So much water; so little time and effort to save it.
Rivers are our lifeblood. And the Tennessee River is a mighty life giver. At 652 miles long, she flows southwest from Knoxville through Chattanooga and on to Huntsville, Ala., before turning on her heels to dart through a corner of Mississippi and head north to Paducah, Ky. There she spills into the Ohio River and in just a few miles her water is rolling south again as part of the Gulf-bound Mississippi River.
But she completely misses Georgia — by a mile and a fluke of historical fate.
In 1826, land surveyors using rudimentary tools and stargazing set the Tennessee-Georgia border one mile further south of the mark Congress decreed. The result cheated Georgia out of access to the river. Now Georgia lawmakers want to move the state line and pipe away hundreds of millions of gallons a day from the natural watershed basin that geology — not mapmakers — made for the Tennessee River.
The patch of land that Georgia’s Legislature says it will settle for without a lawsuit is a grassy stand just across Georgia’s northwest border near what we know as Nickajack Cave. Few live nearby, but about 85 folks are buried there in State Line Cemetery — so named for the point that joins the borders of Tennessee, Georgia and Alabama.
So far, nothing has happened save the laughter of a few Tennessee lawmakers. A few months ago, Atlanta Journal-Constitution reporter Greg Bluestein summed up Gov. Nathan Deal’s position: Georgia has enough water-related headaches already with two other long-running court fights against Alabama and Florida, so the state is not about to open another water war front against Tennessee.
That’s good news for the Volunteer State, but tomorrow is another day.
The Colorado River once flowed from the Rockies into Mexico and then to the Gulf of California. Now, after being diverted hundreds of miles outside its natural basin to Los Angeles, San Diego, Phoenix and other fast-growing cities and thirsty deserts converted to croplands, 70 percent of the Colorado’s water is siphoned away.
What was once a lush delta in Mexico where the river joined the ocean is now arid.
Picture a stream in your backyard that starts from a spring two houses up the street from you and ends in a lake two houses down from you. You and your four neighbors are a basin, or as hydrologists term it, a watershed.
But the neighbor just upstream from you decides to build a koi pond and divert water from the stream. He lets the excess water from the pond run to his garden. Any trickles left flow into the sewer drain. Suddenly the stream in your yard is much diminished. And by the time it reaches the neighbor’s lake on the other side of you — the downstream side — it can no longer keep the lake filled except in times of very heavy rain.
Your upstream neighbor’s drain is moving water out of your basin and not returning any leftovers.
The Tennessee River is the nation’s fifth largest river system with a nearly 41,000-square-mile drainage area.
Diverting water from the Tennessee at Nickajack Lake and sending it to Atlanta would be like the neighbor’s koi pond that overflows to the sewer.
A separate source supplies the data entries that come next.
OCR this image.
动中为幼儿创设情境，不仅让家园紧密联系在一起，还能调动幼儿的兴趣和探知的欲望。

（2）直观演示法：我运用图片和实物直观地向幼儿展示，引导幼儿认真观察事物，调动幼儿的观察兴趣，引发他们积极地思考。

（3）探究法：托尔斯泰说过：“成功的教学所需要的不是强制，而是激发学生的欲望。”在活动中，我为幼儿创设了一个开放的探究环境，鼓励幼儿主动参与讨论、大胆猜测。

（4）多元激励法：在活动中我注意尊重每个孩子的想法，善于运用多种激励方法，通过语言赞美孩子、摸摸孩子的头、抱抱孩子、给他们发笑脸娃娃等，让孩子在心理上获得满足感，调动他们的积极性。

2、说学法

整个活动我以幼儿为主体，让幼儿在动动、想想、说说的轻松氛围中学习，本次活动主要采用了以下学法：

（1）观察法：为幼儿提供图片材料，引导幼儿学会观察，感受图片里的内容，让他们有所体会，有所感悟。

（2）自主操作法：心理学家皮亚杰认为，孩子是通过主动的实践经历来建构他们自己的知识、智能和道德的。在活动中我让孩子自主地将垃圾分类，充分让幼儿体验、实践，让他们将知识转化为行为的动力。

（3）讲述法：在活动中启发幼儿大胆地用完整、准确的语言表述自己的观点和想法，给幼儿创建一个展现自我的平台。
The water — even as wastewater, treated or untreated — never comes back to recharge the stream.
Even within its own “basin,” the Tennessee River in dozens of ways serves 4.5 million people — an increase in population of about 15 percent since 1990, according to a U.S. Geological Survey report.
In 2005, the Tennessee Valley Authority and the USGS determined that total water withdrawals that year averaged 12,437 million gallons per day. About 96 percent was returned to the river.
Estimates now indicate metro Atlanta and North Georgia would need at least 264 million gallons a day just to make up expected 2030 “net deficits” in the Chattahoochee and Coosa river basins that now serve them.
Why so much? Because Atlanta is one of the few cities on the continent that was not built on a river or water source that could sustain it. And it keeps growing, but not dealing with that growth in any durable way.
Chattanoogans on average use 95 gallons of water per person per day, according to Tennessee American Water Co. In Atlanta, that per-person number is 151 gallons a day, according to Georgia’s Environmental Protection Department. And that’s despite summer watering bans and public appeals for conservation.
Last year’s Peach State bill to get Tennessee River water — the 10th in about as many years — differs from previous ones in that it wouldn’t move the entire state line, just that 1.5-square-mile strip of it near Nickajack Cave.
The great pity of all this is that we — all of us in any state and on any waterway — haven’t quite figured out how to save the billions of gallons of flood waters that simply flow away through and out of our reservoirs when heavy rains blanket the Southeast seasonally. We need second cups for storage when our first cups runneth over.
With growing populations and expected increases in temperatures in the coming decades, water will be the new gold. We need to plan now to conserve it.